Гобелены Фьонавара (сборник) - Гай Гэвриел Кей
Шрифт:
Интервал:
Закладка:
Ее бывшее белым платье теперь, покрытое пятнами и засаленное, приобрело совершенно неопределенные оттенок и форму и во многих местах было порвано. Сквозь одну из дыр он увидел пустой мешочек морщинистой груди.
Неторопливо и чрезвычайно почтительно Кевин поклонился ей, Хранительнице Порога. Она все еще смеялась, когда он поднял голову, и слюна текла у нее по подбородку.
– Сегодня Майдаладан, – сказал он.
Через некоторое время она успокоилась, глядя на него снизу вверх и не вставая со своего каменного сиденья. Спина у нее была настолько согнута, что ей приходилось выворачивать шею вбок, чтобы посмотреть на него.
– Верно, – сказала она. – Ночь Возлюбленного Сына. Вот уже семь сотен лет миновало с тех пор, как сюда являлся мужчина, да еще накануне Иванова дня. – Она ткнула куда-то одной из спиц, и Кевин увидел рядом с нею груду костей и череп.
– Я не позволила ему пройти, – шепотом пояснила старуха и засмеялась.
Он сглотнул застрявший в горле комок страха.
– И давно, – с трудом выговорил он, – ты здесь сидишь?
– Дурак! – выкрикнула она так громко и неожиданно, что он подскочил. «Дуракдуракдуракдурак», – эхом отдалось от каменных стен, и где-то высоко он услышал шуршание летучих мышей. – НЕУЖЕЛИ ТЫ ДУМАЕШЬ, ЧТО Я ЖИВАЯ?
«Живаяживаяживаяживая», – услыхал он, а потом стало так тихо, что ему было слышно лишь собственное дыхание. Он видел, как старуха отложила свое вязание – опустила его на пол, рядом с теми костями. Потом она снова, вывернув шею, посмотрела на него снизу вверх. В руках у нее осталась только одна спица, длинная, острая, потемневшая от времени. И нацеленная прямо ему в сердце. И вдруг старуха запела – чистым, но очень тихим голосом, так что никакого эха не последовало:
Светлы твои волосы, и светла твоя кровь,Желтые кудри и красная кровь для Богини.Назови же имя свое, моя любовь,Настоящее имя – только им ты зовешься отныне.

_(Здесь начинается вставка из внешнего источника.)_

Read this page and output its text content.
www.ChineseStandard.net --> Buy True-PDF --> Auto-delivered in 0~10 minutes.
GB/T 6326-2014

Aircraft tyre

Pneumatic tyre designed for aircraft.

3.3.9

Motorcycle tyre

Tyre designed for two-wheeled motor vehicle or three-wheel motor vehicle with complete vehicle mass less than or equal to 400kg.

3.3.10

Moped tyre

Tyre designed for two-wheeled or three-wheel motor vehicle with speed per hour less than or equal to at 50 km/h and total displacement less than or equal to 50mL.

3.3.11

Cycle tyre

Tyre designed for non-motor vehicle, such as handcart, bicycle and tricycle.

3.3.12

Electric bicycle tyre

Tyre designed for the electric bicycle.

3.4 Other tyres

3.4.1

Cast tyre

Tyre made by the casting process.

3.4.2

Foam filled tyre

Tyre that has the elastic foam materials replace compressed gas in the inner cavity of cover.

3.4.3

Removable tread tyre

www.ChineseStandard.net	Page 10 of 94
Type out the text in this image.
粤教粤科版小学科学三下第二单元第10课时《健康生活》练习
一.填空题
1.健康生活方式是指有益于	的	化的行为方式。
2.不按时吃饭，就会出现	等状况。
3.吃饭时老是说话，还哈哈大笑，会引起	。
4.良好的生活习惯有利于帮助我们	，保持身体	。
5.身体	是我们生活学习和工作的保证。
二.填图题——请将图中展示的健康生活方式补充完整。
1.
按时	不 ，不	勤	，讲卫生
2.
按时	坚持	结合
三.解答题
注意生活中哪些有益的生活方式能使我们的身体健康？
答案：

И за тот краткий миг, что оставался у Кевина Лэйна, прежде чем он выкрикнул это имя, он успел вспомнить огромное множество вещей – что-то с печалью, а что-то с любовью и нежностью. А потом он выпрямился перед нею, Хранительницей Порога, чувствуя, как наполняет его магическая сила, и тяжкий вал плотского желания накатил на него, и он, не раздумывая, выкрикнул громко, заставив эхо Дан Мары вторить ему:
– ЛИАДОН! – И эхо зазвенело ему в ответ, и внутри у него мощным ростком проросла неведомая сила, и он ощутил чье-то дыхание, чье-то прикосновение, и лицо его точно овеял ветерок.
Старуха медленно опустила свою спицу.
– Да, верно, – прошептала она. – Проходи.
Однако он остался на месте. Сердце его теперь неслось вскачь, но больше уже не от страха.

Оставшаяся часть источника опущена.